Quote:
Originally Posted by AlanPi I was apparently exposed to Hep B at birth. 1973. Apparently back in the day they don't have vaccinations of Hep B for babies yet.
Currently the virus is not active. What is the chance of it becoming active again in life term? I don't know what I can do, if any? |
Hi, this is also a very good question. (see my answer to your first question in the previous thread).
Assuming you are a chronic carrier (which is a good bet because 90% of babies who are exposed at birth and do NOT get the HBIg, become chronic carriers) there are a few different patterns to how your
liver reacts.
So first off, it's not the virus itself that damages your liver--it's your immune system fighting the virus which is what causes the damage.
FIRST
STAGE
From birth to about 20 years of age, chronic carriers of hepatitis B have high levels of virus in their
liver, but their
liver remains healthy and NOT inflamed because the immune system has not decided to attack yet.
SECOND
STAGE
At some point in one's 20s, the immune system decides it's going to attack the virus and try to rid the body of it. At this point the
liver becomes inflamed (the person may become jaundiced) but the amount of virus drops to undetectable levels. From here you can go a number of ways:
#1. The inflammation continues firing on, the
liver gets really really ill and you end up getting permanent
liver damage and
failure and need a
liver transplant. Fortunately this is relatively rare.
#2. The inflammation settles down and the amount of virus STAYS undetectable, and it continues like this forever. This is the best situation.
#3. The inflammation settles down and the amount of virus stays undetectable, but you have periods where your immune system gets revved up again for a few weeks, causing damage to your
liver over time. THESE ARE THE PEOPLE
LIVER SPECIALISTS WANT TO CATCH BECAUSE YOU NEED TO TREAT THEM WITH MEDICATIONS
#4. There is also the people in whom the
liver inflammation settles down, but the viral load stays medium to high. If there is no inflammation, you don't necessarily need to treat these people, but you have to watch them closely.

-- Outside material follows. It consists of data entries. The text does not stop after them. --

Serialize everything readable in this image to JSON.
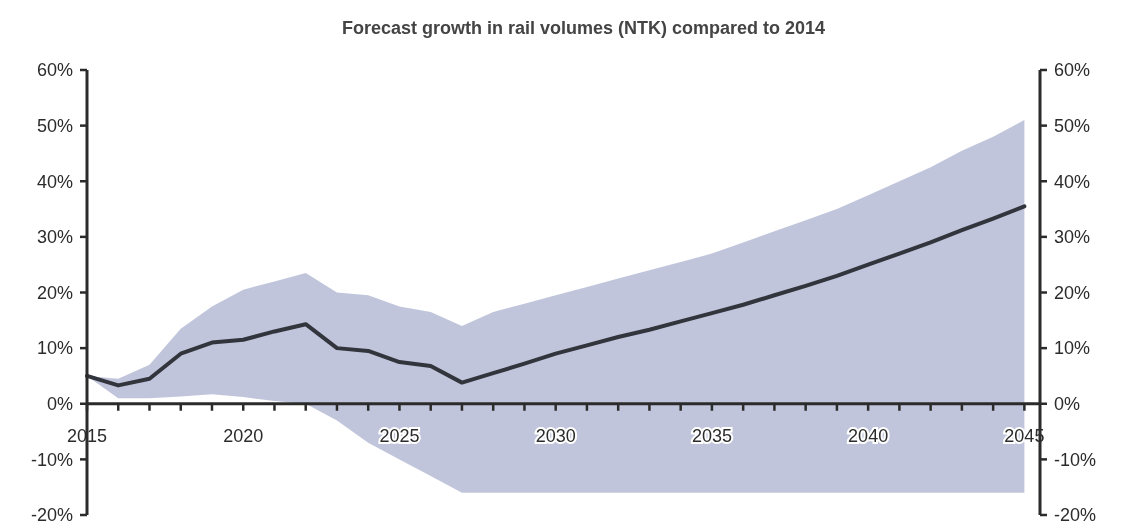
{
  "chart_data": {
    "type": "line",
    "title": "Forecast growth in rail volumes (NTK) compared to 2014",
    "x": [
      2015,
      2016,
      2017,
      2018,
      2019,
      2020,
      2021,
      2022,
      2023,
      2024,
      2025,
      2026,
      2027,
      2028,
      2029,
      2030,
      2031,
      2032,
      2033,
      2034,
      2035,
      2036,
      2037,
      2038,
      2039,
      2040,
      2041,
      2042,
      2043,
      2044,
      2045
    ],
    "series": [
      {
        "color": "#33353d",
        "values": [
          5,
          3.3,
          4.5,
          9,
          11,
          11.5,
          13,
          14.3,
          10,
          9.5,
          7.5,
          6.8,
          3.8,
          5.5,
          7.2,
          9,
          10.5,
          12,
          13.3,
          14.8,
          16.3,
          17.8,
          19.5,
          21.2,
          23,
          25,
          27,
          29,
          31.2,
          33.3,
          35.5
        ],
        "lower": [
          5,
          1,
          1,
          1.3,
          1.7,
          1.2,
          0.5,
          0,
          -3,
          -7,
          -10,
          -13,
          -16,
          -16,
          -16,
          -16,
          -16,
          -16,
          -16,
          -16,
          -16,
          -16,
          -16,
          -16,
          -16,
          -16,
          -16,
          -16,
          -16,
          -16,
          -16
        ],
        "upper": [
          5,
          4.5,
          7,
          13.5,
          17.5,
          20.5,
          22,
          23.5,
          20,
          19.5,
          17.5,
          16.5,
          14,
          16.5,
          18,
          19.5,
          21,
          22.5,
          24,
          25.5,
          27,
          29,
          31,
          33,
          35,
          37.5,
          40,
          42.5,
          45.5,
          48,
          51
        ]
      }
    ],
    "xlim": [
      2015,
      2045.5
    ],
    "xticks": [
      2015,
      {
        "value": 2016,
        "label": null
      },
      {
        "value": 2017,
        "label": null
      },
      {
        "value": 2018,
        "label": null
      },
      {
        "value": 2019,
        "label": null
      },
      2020,
      {
        "value": 2021,
        "label": null
      },
      {
        "value": 2022,
        "label": null
      },
      {
        "value": 2023,
        "label": null
      },
      {
        "value": 2024,
        "label": null
      },
      2025,
      {
        "value": 2026,
        "label": null
      },
      {
        "value": 2027,
        "label": null
      },
      {
        "value": 2028,
        "label": null
      },
      {
        "value": 2029,
        "label": null
      },
      2030,
      {
        "value": 2031,
        "label": null
      },
      {
        "value": 2032,
        "label": null
      },
      {
        "value": 2033,
        "label": null
      },
      {
        "value": 2034,
        "label": null
      },
      2035,
      {
        "value": 2036,
        "label": null
      },
      {
        "value": 2037,
        "label": null
      },
      {
        "value": 2038,
        "label": null
      },
      {
        "value": 2039,
        "label": null
      },
      2040,
      {
        "value": 2041,
        "label": null
      },
      {
        "value": 2042,
        "label": null
      },
      {
        "value": 2043,
        "label": null
      },
      {
        "value": 2044,
        "label": null
      },
      2045
    ],
    "ylim": [
      -20,
      60
    ],
    "yticks": [
      {
        "value": -20,
        "label": "-20%"
      },
      {
        "value": -10,
        "label": "-10%"
      },
      {
        "value": 0,
        "label": "0%"
      },
      {
        "value": 10,
        "label": "10%"
      },
      {
        "value": 20,
        "label": "20%"
      },
      {
        "value": 30,
        "label": "30%"
      },
      {
        "value": 40,
        "label": "40%"
      },
      {
        "value": 50,
        "label": "50%"
      },
      {
        "value": 60,
        "label": "60%"
      }
    ],
    "y2lim": [
      -20,
      60
    ],
    "y2ticks": [
      {
        "value": -20,
        "label": "-20%"
      },
      {
        "value": -10,
        "label": "-10%"
      },
      {
        "value": 0,
        "label": "0%"
      },
      {
        "value": 10,
        "label": "10%"
      },
      {
        "value": 20,
        "label": "20%"
      },
      {
        "value": 30,
        "label": "30%"
      },
      {
        "value": 40,
        "label": "40%"
      },
      {
        "value": 50,
        "label": "50%"
      },
      {
        "value": 60,
        "label": "60%"
      }
    ],
    "grid": false,
    "marker": "none",
    "line_style": "solid"
  }
}
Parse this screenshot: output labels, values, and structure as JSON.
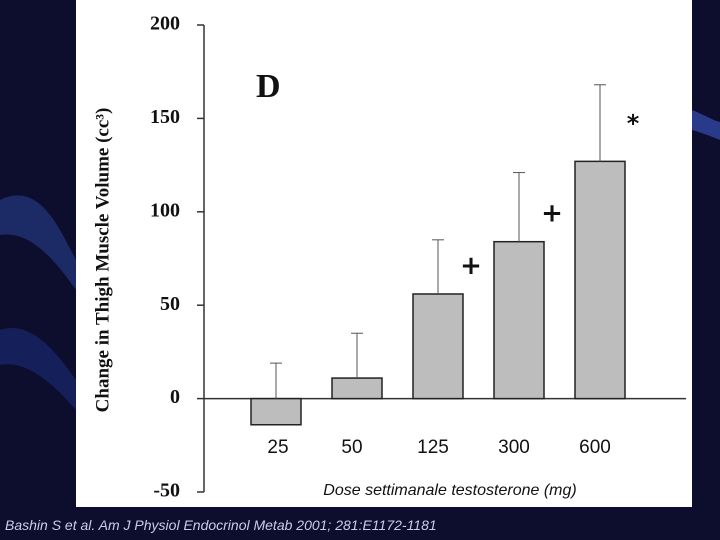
{
  "slide": {
    "citation": "Bashin S et al. Am J Physiol Endocrinol Metab 2001; 281:E1172-1181",
    "background_color": "#0d0d2e",
    "accent_color": "#1c2a66"
  },
  "chart_data": {
    "type": "bar",
    "panel_label": "D",
    "ylabel": "Change in Thigh Muscle Volume (cc³)",
    "xlabel": "Dose settimanale testosterone (mg)",
    "ylim": [
      -50,
      200
    ],
    "yticks": [
      200,
      150,
      100,
      50,
      0,
      -50
    ],
    "categories": [
      "25",
      "50",
      "125",
      "300",
      "600"
    ],
    "values": [
      -14,
      11,
      56,
      84,
      127
    ],
    "error_upper": [
      19,
      35,
      85,
      121,
      168
    ],
    "significance": [
      "",
      "",
      "+",
      "+",
      "*"
    ],
    "bar_color": "#bdbdbd",
    "grid": false
  }
}
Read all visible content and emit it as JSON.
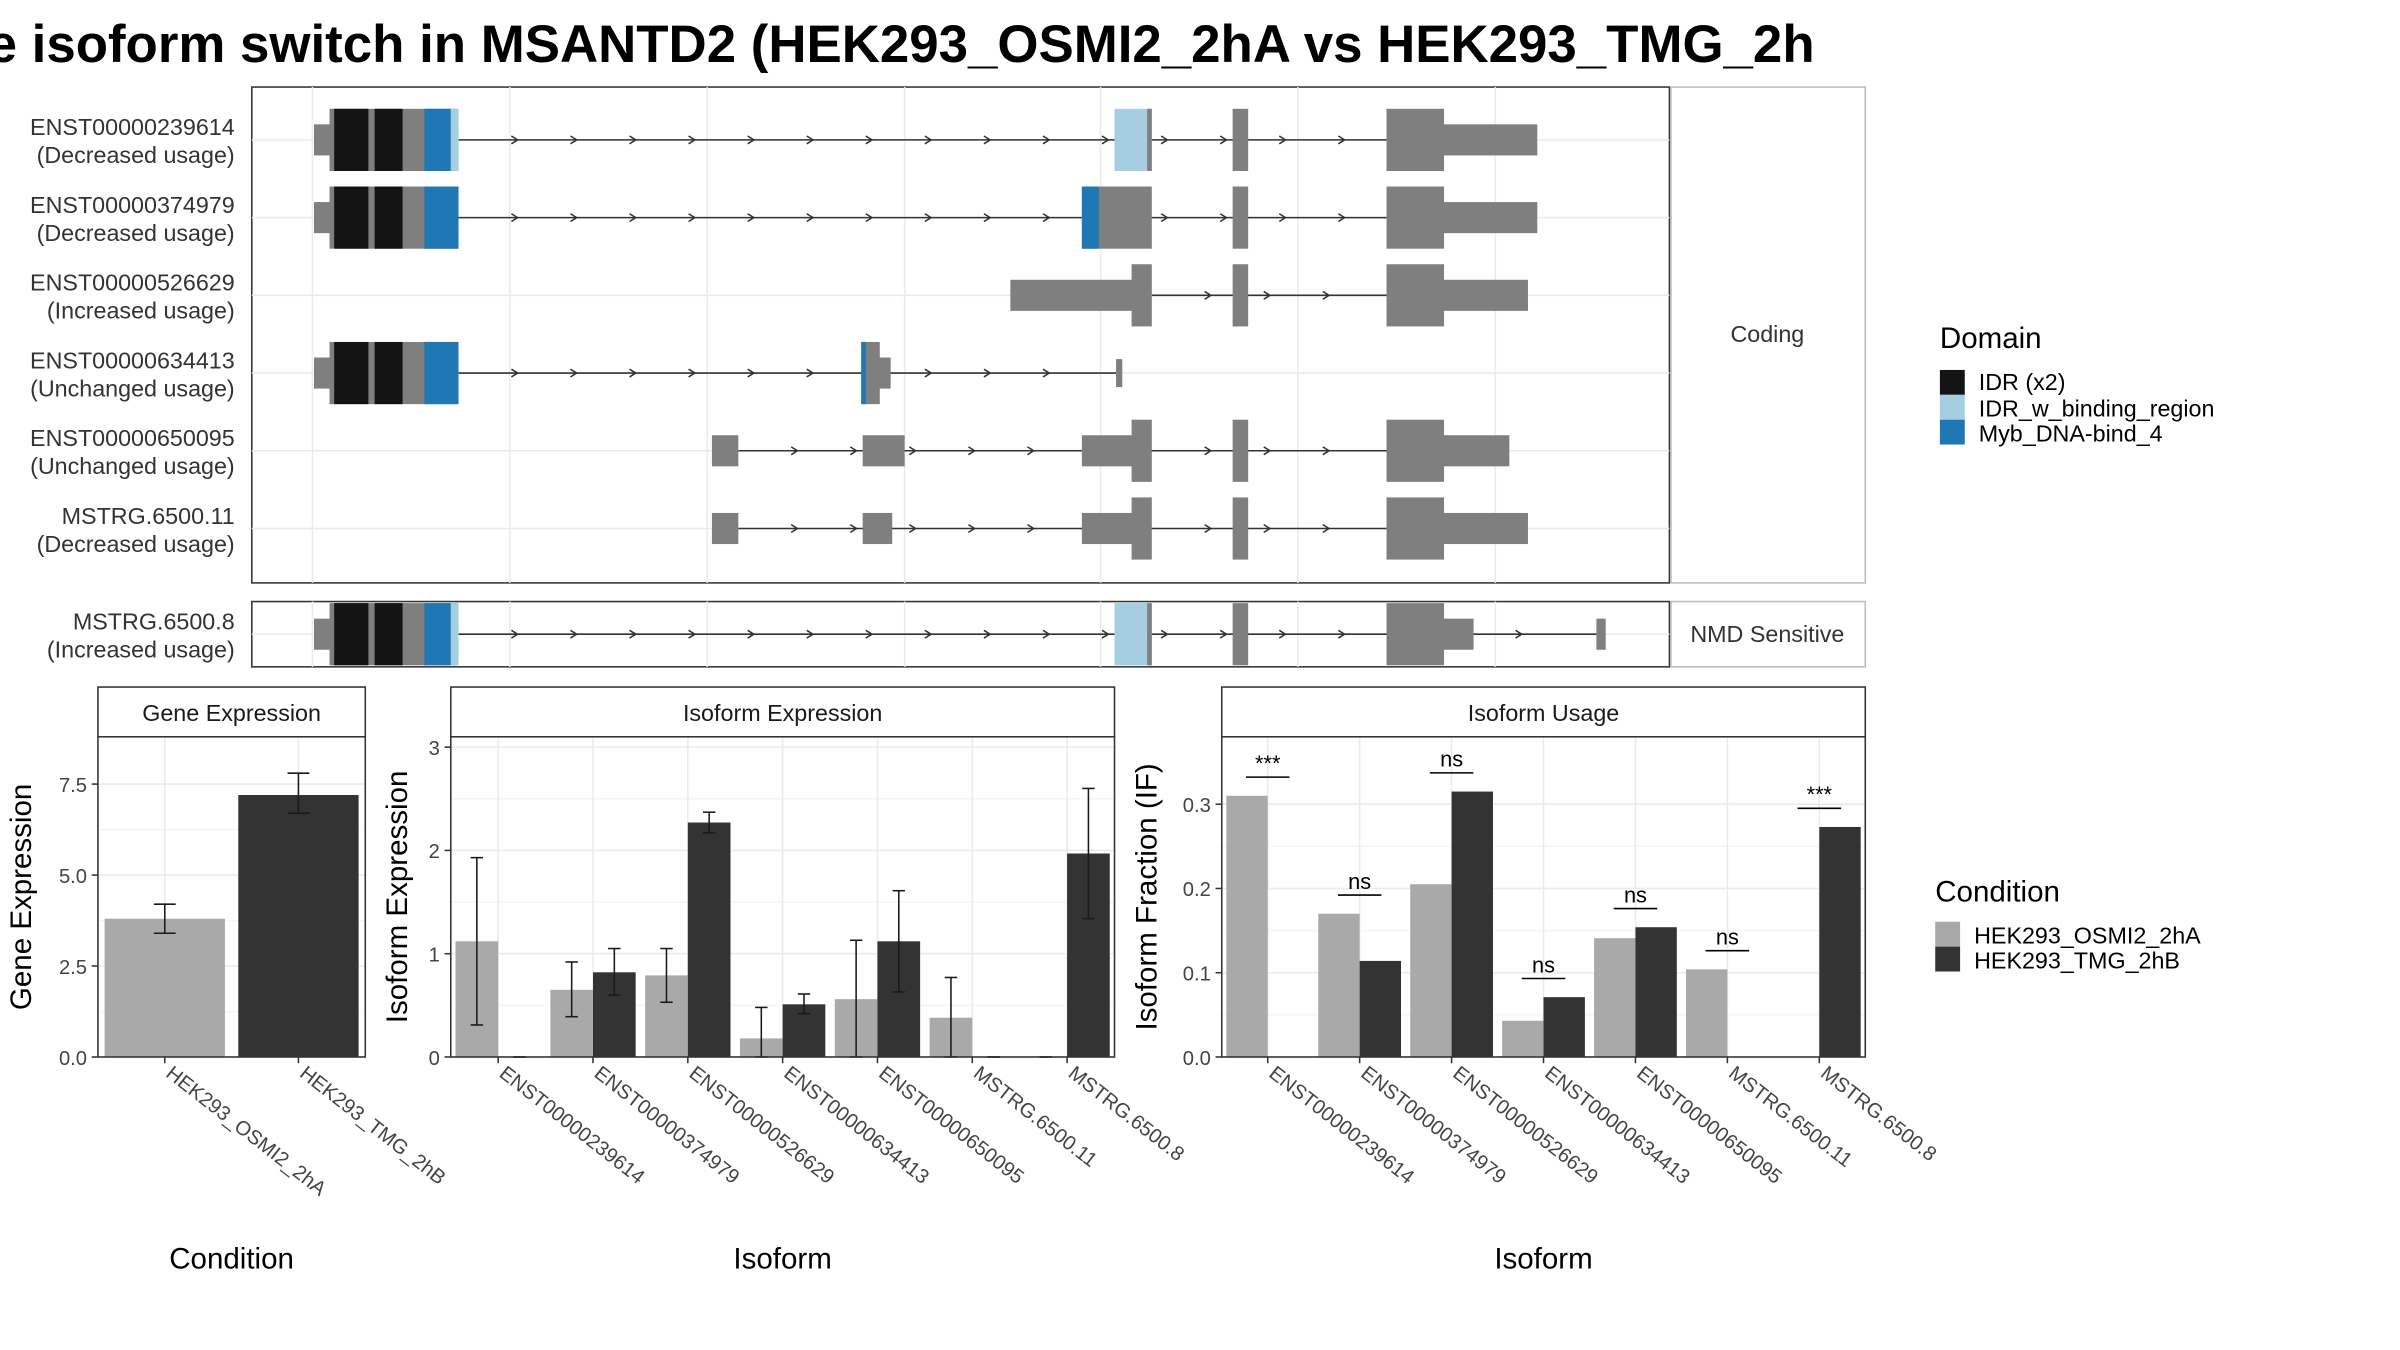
{
  "title": "e isoform switch in MSANTD2 (HEK293_OSMI2_2hA vs HEK293_TMG_2h",
  "colors": {
    "idr": "#141414",
    "idr_binding": "#a6cee3",
    "myb": "#1f78b4",
    "exon": "#7f7f7f",
    "cond_a": "#a9a9a9",
    "cond_b": "#333333"
  },
  "structure": {
    "panels": [
      {
        "label": "Coding",
        "isoforms": [
          {
            "id": "ENST00000239614",
            "usage": "(Decreased usage)"
          },
          {
            "id": "ENST00000374979",
            "usage": "(Decreased usage)"
          },
          {
            "id": "ENST00000526629",
            "usage": "(Increased usage)"
          },
          {
            "id": "ENST00000634413",
            "usage": "(Unchanged usage)"
          },
          {
            "id": "ENST00000650095",
            "usage": "(Unchanged usage)"
          },
          {
            "id": "MSTRG.6500.11",
            "usage": "(Decreased usage)"
          }
        ]
      },
      {
        "label": "NMD Sensitive",
        "isoforms": [
          {
            "id": "MSTRG.6500.8",
            "usage": "(Increased usage)"
          }
        ]
      }
    ]
  },
  "legend": {
    "domain_title": "Domain",
    "domains": [
      {
        "name": "IDR (x2)",
        "color": "#141414"
      },
      {
        "name": "IDR_w_binding_region",
        "color": "#a6cee3"
      },
      {
        "name": "Myb_DNA-bind_4",
        "color": "#1f78b4"
      }
    ],
    "condition_title": "Condition",
    "conditions": [
      {
        "name": "HEK293_OSMI2_2hA",
        "color": "#a9a9a9"
      },
      {
        "name": "HEK293_TMG_2hB",
        "color": "#333333"
      }
    ]
  },
  "chart_data": [
    {
      "type": "bar",
      "title": "Gene Expression",
      "xlabel": "Condition",
      "ylabel": "Gene Expression",
      "ylim": [
        0,
        8.8
      ],
      "yticks": [
        "0.0",
        "2.5",
        "5.0",
        "7.5"
      ],
      "categories": [
        "HEK293_OSMI2_2hA",
        "HEK293_TMG_2hB"
      ],
      "values": [
        3.8,
        7.2
      ],
      "errors": [
        [
          3.4,
          4.2
        ],
        [
          6.7,
          7.8
        ]
      ]
    },
    {
      "type": "bar",
      "title": "Isoform Expression",
      "xlabel": "Isoform",
      "ylabel": "Isoform Expression",
      "ylim": [
        0,
        3.1
      ],
      "yticks": [
        "0",
        "1",
        "2",
        "3"
      ],
      "categories": [
        "ENST00000239614",
        "ENST00000374979",
        "ENST00000526629",
        "ENST00000634413",
        "ENST00000650095",
        "MSTRG.6500.11",
        "MSTRG.6500.8"
      ],
      "series": [
        {
          "name": "HEK293_OSMI2_2hA",
          "values": [
            1.12,
            0.65,
            0.79,
            0.18,
            0.56,
            0.38,
            0.0
          ],
          "errors": [
            [
              0.31,
              1.93
            ],
            [
              0.39,
              0.92
            ],
            [
              0.53,
              1.05
            ],
            [
              0.0,
              0.48
            ],
            [
              0.0,
              1.13
            ],
            [
              0.0,
              0.77
            ],
            [
              0.0,
              0.0
            ]
          ]
        },
        {
          "name": "HEK293_TMG_2hB",
          "values": [
            0.0,
            0.82,
            2.27,
            0.51,
            1.12,
            0.0,
            1.97
          ],
          "errors": [
            [
              0.0,
              0.0
            ],
            [
              0.6,
              1.05
            ],
            [
              2.17,
              2.37
            ],
            [
              0.42,
              0.61
            ],
            [
              0.63,
              1.61
            ],
            [
              0.0,
              0.0
            ],
            [
              1.34,
              2.6
            ]
          ]
        }
      ]
    },
    {
      "type": "bar",
      "title": "Isoform Usage",
      "xlabel": "Isoform",
      "ylabel": "Isoform Fraction (IF)",
      "ylim": [
        0,
        0.38
      ],
      "yticks": [
        "0.0",
        "0.1",
        "0.2",
        "0.3"
      ],
      "categories": [
        "ENST00000239614",
        "ENST00000374979",
        "ENST00000526629",
        "ENST00000634413",
        "ENST00000650095",
        "MSTRG.6500.11",
        "MSTRG.6500.8"
      ],
      "series": [
        {
          "name": "HEK293_OSMI2_2hA",
          "values": [
            0.31,
            0.17,
            0.205,
            0.043,
            0.141,
            0.104,
            0.0
          ]
        },
        {
          "name": "HEK293_TMG_2hB",
          "values": [
            0.0,
            0.114,
            0.315,
            0.071,
            0.154,
            0.0,
            0.273
          ]
        }
      ],
      "significance": [
        "***",
        "ns",
        "ns",
        "ns",
        "ns",
        "ns",
        "***"
      ]
    }
  ]
}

As you can see, this is somewhat complicated because, #3 can easily masquerade as #2, because a lot of the time the inflammation is happening, there are no symptoms. It is very important to follow every chronic carrier of Hepatitis B with serial blood examinations to make sure there is no asymptomatic inflammation happening.
Finally, the last VERY VERY VERY important thing. All chronic active carriers of Hepatitis B are at risk for
liver cancer even in the absence of
liver cirrhosis or
liver inflammation (which is in contrast to infection with Hepatitis C). As a result, it is recommended that, after the age of 40, every single person who is a chronic carrier of Hepatitis B start getting abdominal ultrasounds every 6months for the rest of their lives.